Legal Professionalism: This course is designed to give students personal exposure to the way rule of law operates in the American system. Students gain access to the crucial rule-of-law institutions of the civil and criminal legal system. Thereafter, facilitated discussion supports an understanding of the dynamics of the relationship between federal and state legal bodies, the role of the independent judiciary, and the comparative merits of the Chinese and American legal systems. In recent years students have observed case settlement in Federal Court, learned about the Federal Rules of Civil Procedure from a federal judge, observed a federal sentencing, watched misdemeanor cases in state court, witnessed civil arbitrations at the Arbitration Center, visited juvenile court, toured a Philadelphia prison, toured the Philadelphia Police Crime Lab, and sat in for appellate case arguments before Pennsylvania’s Superior Court. Students will have a chance to meet the judges, lawyers, and other rule-of-law officials and discuss with them the practical implications of what they have learned in the lectures.

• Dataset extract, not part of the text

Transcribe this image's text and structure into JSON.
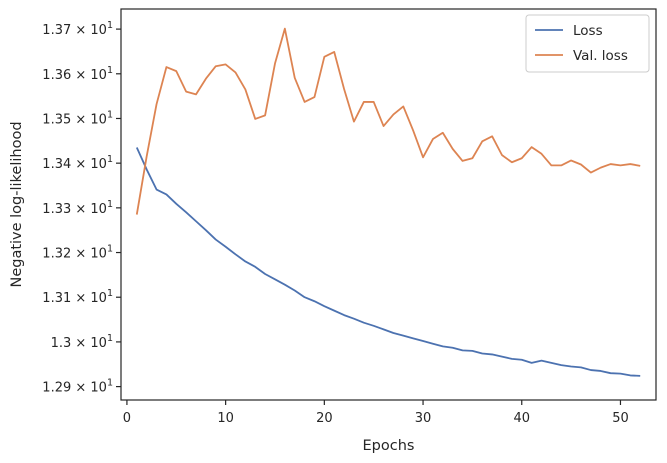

Legal Reasoning: This course is an examination of the theory and operation of the main institutions of the American legal system. Techniques of case and statutory analysis are featured, along with the impact of social, economic, historical, and jurisprudential factors on the development of the law. The operation of the courts, legislatures, and administrative agencies are reviewed. The history of an actual lawsuit is followed from the initial visit by the client to the lawyer's office to the final decision by the state supreme court. The rule of law enforced by the courts through the review of administrative action is covered in detail.

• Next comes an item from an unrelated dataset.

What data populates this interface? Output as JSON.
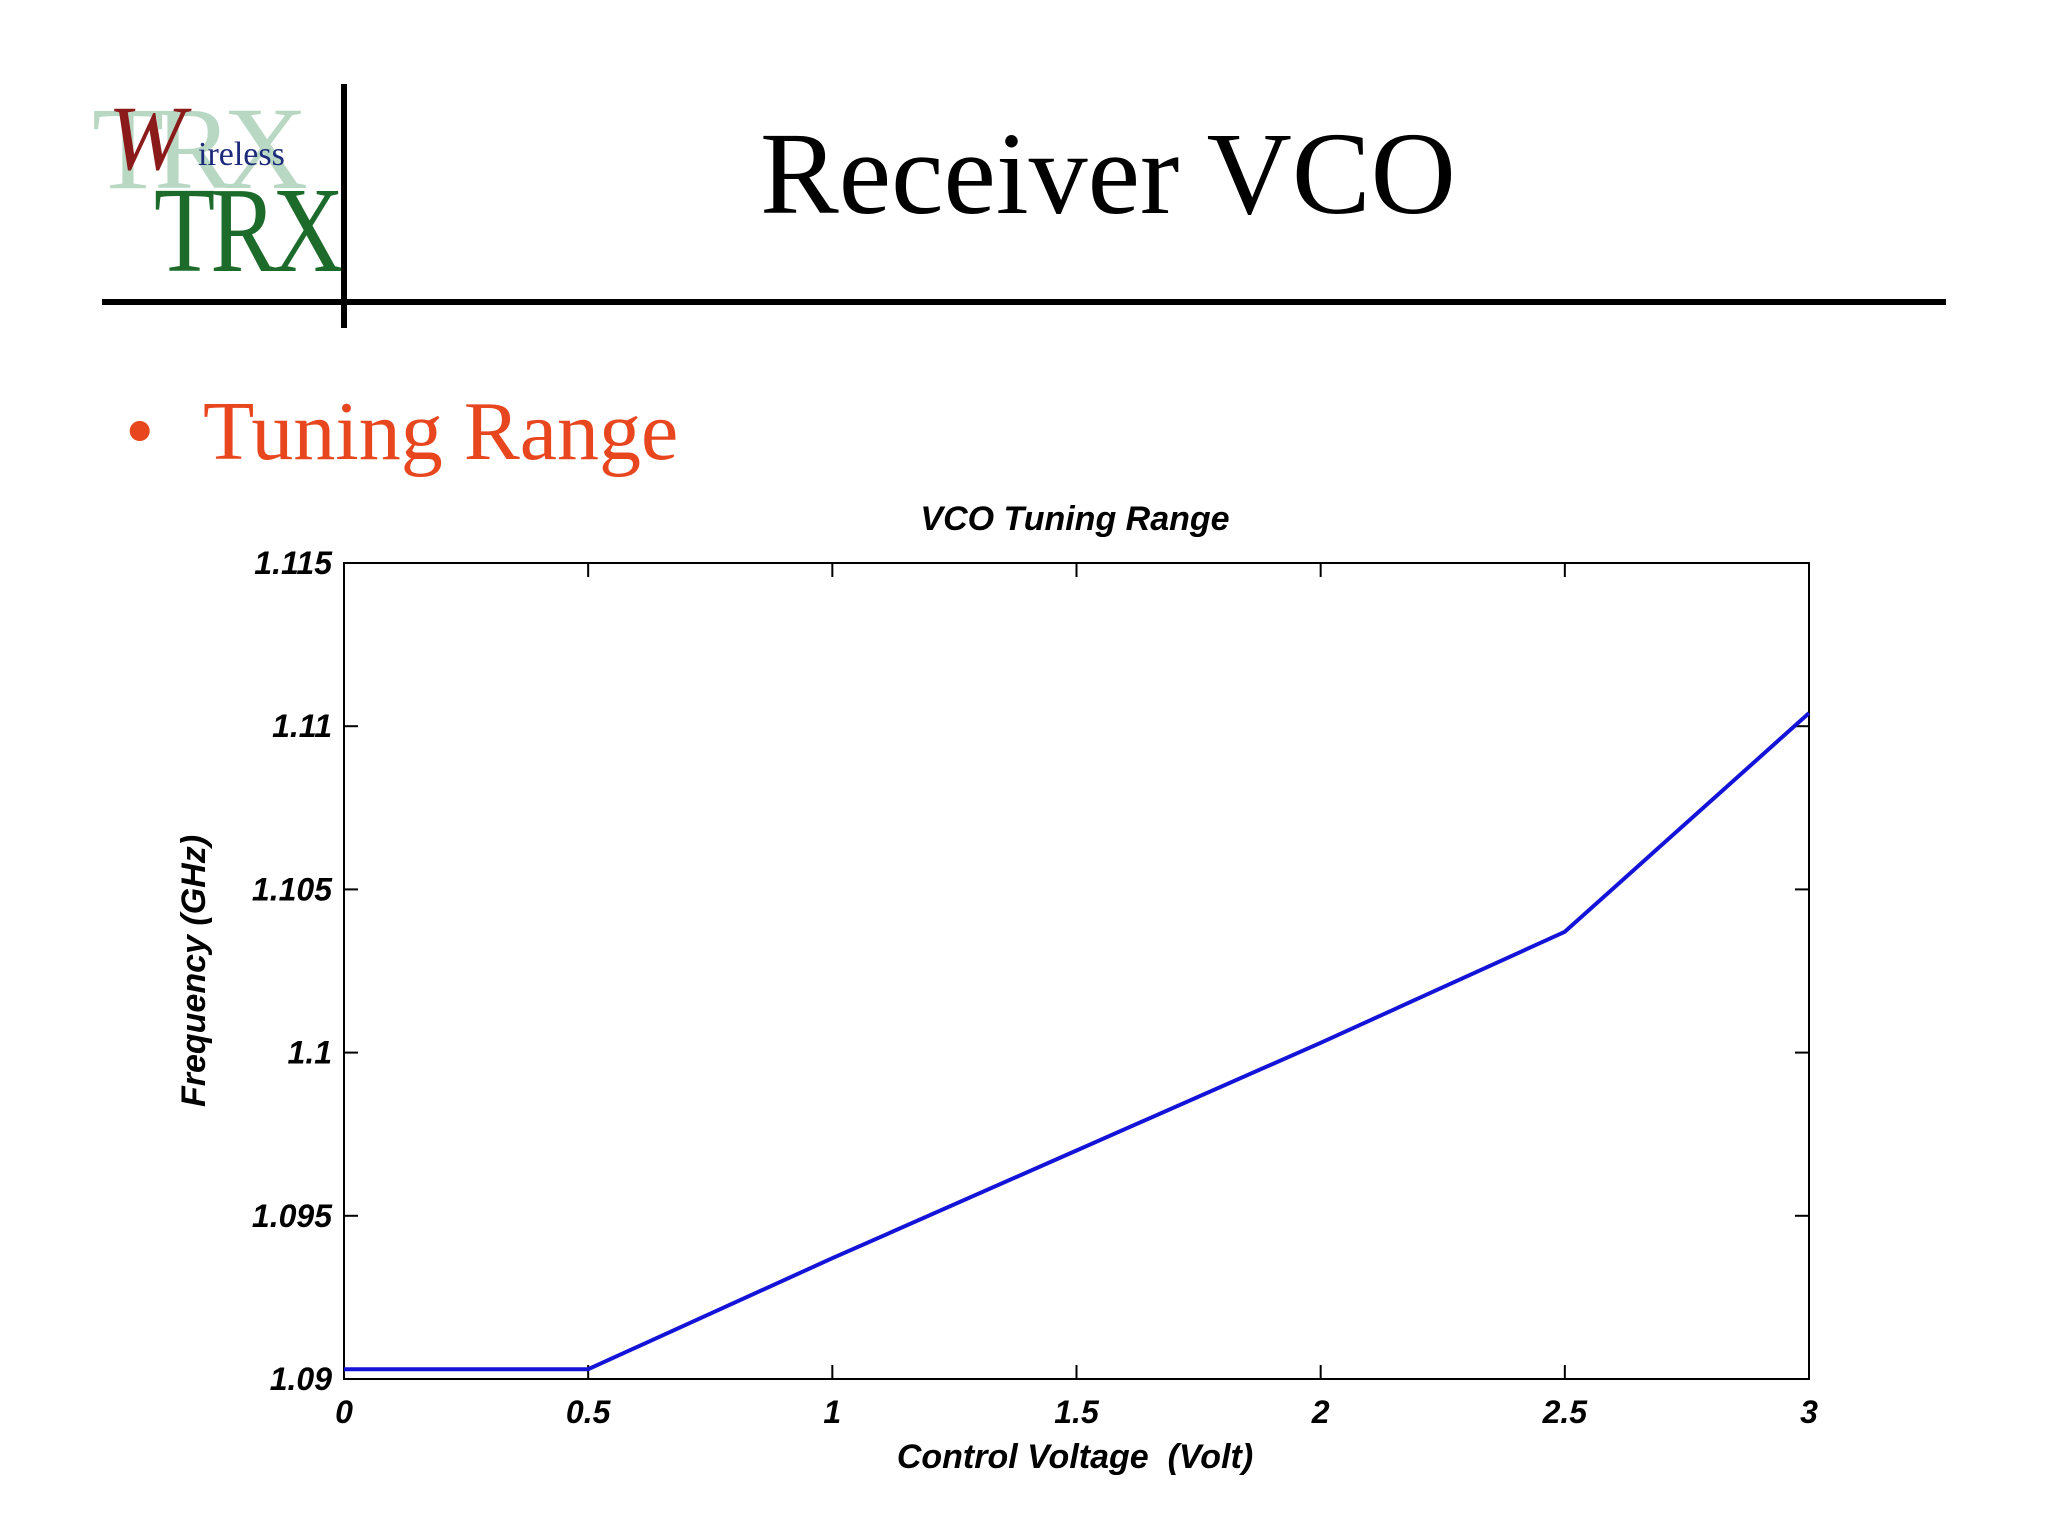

Legal Research: This class focuses on identifying the sources of law in the common law system of the United States. The research exercises will expose students to both those law sources and the many compilations of the law with the goal of teaching students how to locate substantive and procedural rules in any common law jurisdiction.

Legal Research and Writing: This course teaches the basics of writing like a lawyer. Students learn basic legal research skills and the fundamentals of legal writing. Students will be taught how to do computerized legal research using the Westlaw database.

Property Law: This course introduces students to the basic concepts of private property rights and legal remedies that have evolved in the common law system to protect those rights. Present interests, future interests, concurrent interests, and security interests are discussed. Landlord and tenant laws, transfer of property interests, as well as the law of public domain and use of private property are included.

Torts: This course focuses on the basic concepts of civil liability between private parties, including intentional torts, negligence, and strict liability. It also acquaints students with the potential role of courts in providing individuals who are injured with a means of redress against other individuals, business entities, and government officials. Some specific issues, such as tortious interference with contracts and product liability, are addressed. In addition, the course considers the theoretical basis of civil liability, including providing justice, spreading risk and cost, and deterring socially harmful behavior.

Trial Advocacy: This course enables students to explore and experience the significance of various advocacy choices. By enabling students to analyze the effects of lawyer involvement, we give them first-hand appreciation of, and practice in, the ways in which lawyer advocacy can affect the outcome of criminal cases. Students are taught the basics of case analysis, witness examination, and opening and closing argument. We also infuse issues of professional responsibility so that the students can learn both the ways in which professional responsibility issues affect lawyer choices, and we enable them to learn the importance of establishing and maintaining a code of professional behavior.